Orwell was one of a number of prominent literary figures who worked for the MOI in the war – including Graham Green and J. B Priestley. Other writers declined to serve as propagandists. Evening Standard cartoonist David Low, for example, refused at first to work for the Ministry because of its ‘ineptness and futility.’ C.S. Lewis refused the idea of writing columns for the MOI as he did not want to ‘write lies’ to deceive the enemy.
The BBC’s Overseas Service was under MOI direction throughout the war and Orwell was at first keen to support the government’s propaganda efforts. At his interview, he impressed the BBC’s Director of Empire Services, R. A. Rendall, who wrote in a memo, ‘He accepted absolutely the need for propaganda to be directed by the Government and stressed his view that in war-time discipline in the execution of Government policy was essential.’

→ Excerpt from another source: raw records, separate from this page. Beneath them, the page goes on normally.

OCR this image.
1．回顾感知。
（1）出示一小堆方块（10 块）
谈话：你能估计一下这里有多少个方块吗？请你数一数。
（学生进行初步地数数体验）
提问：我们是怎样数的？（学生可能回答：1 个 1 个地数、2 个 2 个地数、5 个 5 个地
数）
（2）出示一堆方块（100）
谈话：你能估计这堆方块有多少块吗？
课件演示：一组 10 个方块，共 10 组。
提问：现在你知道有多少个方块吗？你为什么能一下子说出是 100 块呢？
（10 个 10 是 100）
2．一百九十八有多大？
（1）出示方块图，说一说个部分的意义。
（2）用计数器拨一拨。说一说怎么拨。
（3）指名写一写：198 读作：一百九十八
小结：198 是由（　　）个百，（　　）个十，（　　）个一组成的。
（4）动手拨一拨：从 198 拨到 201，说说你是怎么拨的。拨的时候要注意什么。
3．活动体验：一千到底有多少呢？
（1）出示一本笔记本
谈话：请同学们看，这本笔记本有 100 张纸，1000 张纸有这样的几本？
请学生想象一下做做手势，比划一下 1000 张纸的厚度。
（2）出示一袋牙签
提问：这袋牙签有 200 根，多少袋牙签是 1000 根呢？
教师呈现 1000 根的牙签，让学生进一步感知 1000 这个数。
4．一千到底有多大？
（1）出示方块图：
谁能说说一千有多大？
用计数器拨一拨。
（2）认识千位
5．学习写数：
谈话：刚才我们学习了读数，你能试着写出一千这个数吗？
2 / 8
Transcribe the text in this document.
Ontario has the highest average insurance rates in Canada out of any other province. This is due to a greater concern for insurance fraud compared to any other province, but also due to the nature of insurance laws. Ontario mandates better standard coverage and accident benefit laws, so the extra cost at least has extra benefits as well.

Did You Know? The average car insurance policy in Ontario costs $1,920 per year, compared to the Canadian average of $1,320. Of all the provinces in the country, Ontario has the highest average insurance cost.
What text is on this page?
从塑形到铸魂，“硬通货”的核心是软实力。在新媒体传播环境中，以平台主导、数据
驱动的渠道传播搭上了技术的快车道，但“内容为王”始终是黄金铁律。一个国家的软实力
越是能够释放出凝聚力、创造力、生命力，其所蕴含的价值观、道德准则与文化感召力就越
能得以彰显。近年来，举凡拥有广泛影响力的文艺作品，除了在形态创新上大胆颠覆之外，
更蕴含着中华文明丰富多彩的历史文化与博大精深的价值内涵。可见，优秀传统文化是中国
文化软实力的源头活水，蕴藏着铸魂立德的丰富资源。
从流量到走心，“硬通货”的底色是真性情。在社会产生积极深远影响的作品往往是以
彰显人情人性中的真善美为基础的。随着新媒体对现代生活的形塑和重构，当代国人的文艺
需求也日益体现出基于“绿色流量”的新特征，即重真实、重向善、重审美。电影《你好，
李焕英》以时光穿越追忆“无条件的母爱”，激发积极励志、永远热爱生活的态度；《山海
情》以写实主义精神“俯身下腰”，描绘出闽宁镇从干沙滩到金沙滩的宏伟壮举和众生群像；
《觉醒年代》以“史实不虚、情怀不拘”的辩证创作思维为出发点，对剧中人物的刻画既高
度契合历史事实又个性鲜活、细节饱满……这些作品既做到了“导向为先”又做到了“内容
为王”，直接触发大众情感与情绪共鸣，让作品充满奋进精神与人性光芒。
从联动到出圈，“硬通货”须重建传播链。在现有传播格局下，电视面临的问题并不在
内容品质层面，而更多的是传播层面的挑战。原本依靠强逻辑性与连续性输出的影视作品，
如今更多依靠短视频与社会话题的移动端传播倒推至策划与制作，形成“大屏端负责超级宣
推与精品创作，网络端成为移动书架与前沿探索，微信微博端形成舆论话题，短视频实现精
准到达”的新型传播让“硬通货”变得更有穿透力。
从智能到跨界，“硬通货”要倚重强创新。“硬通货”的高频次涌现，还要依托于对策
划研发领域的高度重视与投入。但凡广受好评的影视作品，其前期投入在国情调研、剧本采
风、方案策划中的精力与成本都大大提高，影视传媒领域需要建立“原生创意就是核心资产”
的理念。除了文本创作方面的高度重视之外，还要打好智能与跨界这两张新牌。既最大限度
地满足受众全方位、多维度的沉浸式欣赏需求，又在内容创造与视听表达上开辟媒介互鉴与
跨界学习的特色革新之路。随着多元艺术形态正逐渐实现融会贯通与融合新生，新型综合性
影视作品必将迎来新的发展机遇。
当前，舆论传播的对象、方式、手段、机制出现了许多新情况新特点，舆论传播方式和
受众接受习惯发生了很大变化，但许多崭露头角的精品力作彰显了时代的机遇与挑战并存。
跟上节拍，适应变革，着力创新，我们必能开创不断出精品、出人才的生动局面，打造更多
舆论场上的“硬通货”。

His experiences with the Ministry Of Information seem to have changed his mind on this. In 1942 he confided to his diary that, ‘All propaganda is lies, even when one is telling the truth.’
He went on after the war, in 1948, to write his masterpiece Nineteen Eighty-Four, in which he draws on his experiences to create a fictional ‘Ministry Of Truth’. When describing the ‘Ministry of Truth’ Orwell had in mind the headquarters of London University, Senate House, which, throughout the Second World War, was the home of the Ministry Of Information. The Ministry of Truth was, he said, ‘an enormous pyramidal structure of glittering white concrete rising 300 metres into the air’. Senate House, a white Portland stone skyscraper rises a comparatively modest 64 metres into the air above London’s Malet Street, rather than 300, although it housed nearly 3,000 MOI staff at its peak during the war.
Minister of Information during much of Orwell’s time at the BBC was the domineering (though also human) Brendan Bracken. It has been suggested that Orwell borrowed his chief’s initials – BB – for the domineering fictional figure of Big Brother. He also gave his fictional Ministry a shorthand name – MINITRUE – which is similar to the MOI’s telegraphic address – MININFORM.
The BBC later discovered that ‘the target audience of Indian students at whom Orwell’s broadcasts were aimed did not in the main possess radio sets. Even those lucky enough to be able to tune in would have found the signal so weak as to render the broadcasts virtually unintelligible.’
This finding, made with the benefit of hindsight, raises the question whether Orwell would have been pleased or disappointed that his propaganda had no effect.